U.S. State Department invoked in the statement the 2005 Joint Statement of the Six-Party Talks by which North Korea agreed to a peaceful denuclearization of the Korean Peninsula, to abandoning all nuclear production program and to returning to the Treaty on Non-Proliferation of Nuclear Weapons. They also agreed by the same document to allow inspections of the International Atomic Energy Agency.
The discussions about the denuclearization of the Korean Peninsula began to stall in 2009, when North Korea conducted a nuclear bomb test, which drew further economic sanctions from the United States.
Tension escalated in 2010 around the joint military drills conducted by the United States and South Korea in the Peninsula, leading to the sinking of a South Korean military vessel in March and to the shelling of a South Korean island in the summer, both acts producing casualties.

U.S.-North Korean Talks
Before the talks were engaged on Thursday, North Korean leaders spoke on national television about the necessity to agree about a peace treaty between North Korea and the United States of America, which would end the war that started in the 1950s, and was officially terminated by a mere armistice.
The Communist leaders maintained that no serious talks about denuclearization can be engaged unless the state of war between the two countries is formally over. They said that the peace treaty should come before the denuclearization talks.
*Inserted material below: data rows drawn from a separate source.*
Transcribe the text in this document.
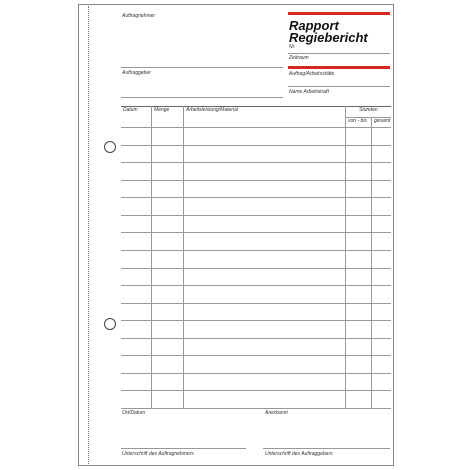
Auftragnehmer
Auftraggeber
Rapport
Regiebericht
Nr.
Zeitraum
Auftrag/Arbeitsstätte
Name Arbeitskraft
Datum	Menge	Arbeitsleistung/Material	Stunden
von - bis gesamt
Ort/Datum	Anerkannt
Unterschrift des Auftragnehmers	Unterschrift des Auftraggebers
They also maintained that while open to the idea of denuclearization of the peninsula, the process should be paralleled by a similar action of the United States, thus leading to the denuclearization of both parties involved.
The six-nation talks format includes the two Koreas, The United States of America, China, Russia and Japan. Except for Russia and Japan, the other four countries are engaged in drafting a peace treaty as requested by the North Korean regime.
South Korea is also engaged in a process of reunification of the two Koreas, to that effect the president Lee Myong-bak developing a multi-step project, supported financially by the government, that would eventually lead to both ending the Communist regime in the North and the starvation that comes with it, and the nuclear threat that hangs over the heads of all the people of the Korean Peninsula.